Moltre altre sono le informazioni interessanti che mergono nella chiaccherata che riporto, ma vorrei citare solo l’argomento “malattia“. Al riguardo del suo tumore c’è infatti un interessante scambio di battute con l’intervistatore. Lei dice che, sostanzialmente, siamo noi che, a forza di vivere nella paura e nel non amore (in particolare verso noi stessi ma anche verso gli altri) ci causiamo la malattia. Al che l’intervistatore prova a riportare il discorso sulle cause più “tradizionali“: fattori genetici, fumo, fattori ambientali… Ma lei insiste sulla sua posizione: ci sono persone che fumano una vita e non si ammalano di tumore ai polmoni (non che fumare faccia bene, anzi, ma non è quella la causa del tumore); per quanto riguarda la genetica, cita Bruce Lipton (visto diverse volte su queste pagine) e le sue ricerche che capovolgono la genetica per trasformarla in epi-genetica: non è il nostro genoma a determinare come staremo e cosa avremo, ma è come stiamo e come ci sentiamo che può alterare e modificare (attivare o inibire) l’azione dei singoli geni.

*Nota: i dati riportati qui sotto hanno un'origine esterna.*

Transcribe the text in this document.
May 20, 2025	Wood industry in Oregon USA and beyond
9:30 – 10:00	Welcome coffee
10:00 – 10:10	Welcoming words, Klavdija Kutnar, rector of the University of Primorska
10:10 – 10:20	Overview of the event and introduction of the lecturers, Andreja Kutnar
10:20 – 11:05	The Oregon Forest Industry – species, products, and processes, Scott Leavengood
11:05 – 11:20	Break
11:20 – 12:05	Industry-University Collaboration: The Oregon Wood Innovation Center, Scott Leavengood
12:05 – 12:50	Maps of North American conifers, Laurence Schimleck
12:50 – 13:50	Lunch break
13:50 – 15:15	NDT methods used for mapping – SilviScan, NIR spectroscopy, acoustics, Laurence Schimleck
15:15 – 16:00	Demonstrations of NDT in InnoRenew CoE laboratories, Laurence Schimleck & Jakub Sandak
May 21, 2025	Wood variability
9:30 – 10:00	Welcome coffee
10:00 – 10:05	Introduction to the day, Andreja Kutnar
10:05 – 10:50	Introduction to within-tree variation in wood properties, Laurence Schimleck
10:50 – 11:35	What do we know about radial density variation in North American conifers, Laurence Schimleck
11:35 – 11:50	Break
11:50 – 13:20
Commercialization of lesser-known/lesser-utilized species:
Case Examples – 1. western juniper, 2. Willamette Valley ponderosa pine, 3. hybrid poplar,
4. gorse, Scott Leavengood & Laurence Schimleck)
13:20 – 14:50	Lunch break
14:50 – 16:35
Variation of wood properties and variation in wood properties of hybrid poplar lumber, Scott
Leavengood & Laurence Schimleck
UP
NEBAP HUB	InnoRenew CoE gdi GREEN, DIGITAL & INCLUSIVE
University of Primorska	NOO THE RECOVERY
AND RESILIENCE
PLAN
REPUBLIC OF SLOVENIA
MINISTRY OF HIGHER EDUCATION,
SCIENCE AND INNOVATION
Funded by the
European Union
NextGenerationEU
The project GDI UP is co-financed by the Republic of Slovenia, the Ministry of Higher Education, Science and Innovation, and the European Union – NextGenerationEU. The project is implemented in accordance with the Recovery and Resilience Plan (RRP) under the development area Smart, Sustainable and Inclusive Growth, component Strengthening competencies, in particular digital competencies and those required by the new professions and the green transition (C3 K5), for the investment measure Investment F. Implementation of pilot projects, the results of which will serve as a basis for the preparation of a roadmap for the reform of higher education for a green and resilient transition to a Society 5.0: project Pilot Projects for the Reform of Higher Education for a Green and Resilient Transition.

Per noi che conosciamo Hamer e le sue 5 leggi biologiche questa è una interessante, anche se indiretta, conferma: non esiste, anche a detta di chi di tumore stava morendo (ma in realtà ringrazia, perchè dice Anita: “grazie al tumore sono rinata”), un aggressore, un nemico dall’esterno, ma si tratta di un processo, che noi attiviamo con il nostro modo (sbagliato) di vivere, facendo le nostre scelte in base alla paura e non all’amore, e che comunque può avere un significato ed un senso nella nostra vita.

Che si trovino conferme anche da fonti così disparate e che non si conoscono fra loro è a mio avviso la più lampante delle prove che la Verità si fa trovare da chiunque la cerchi, arrivandoci magari da strade diverse, a volte più lunghe e tortuose, a volte più dirette: ma il punto d’arrivo è lo stesso per tutti.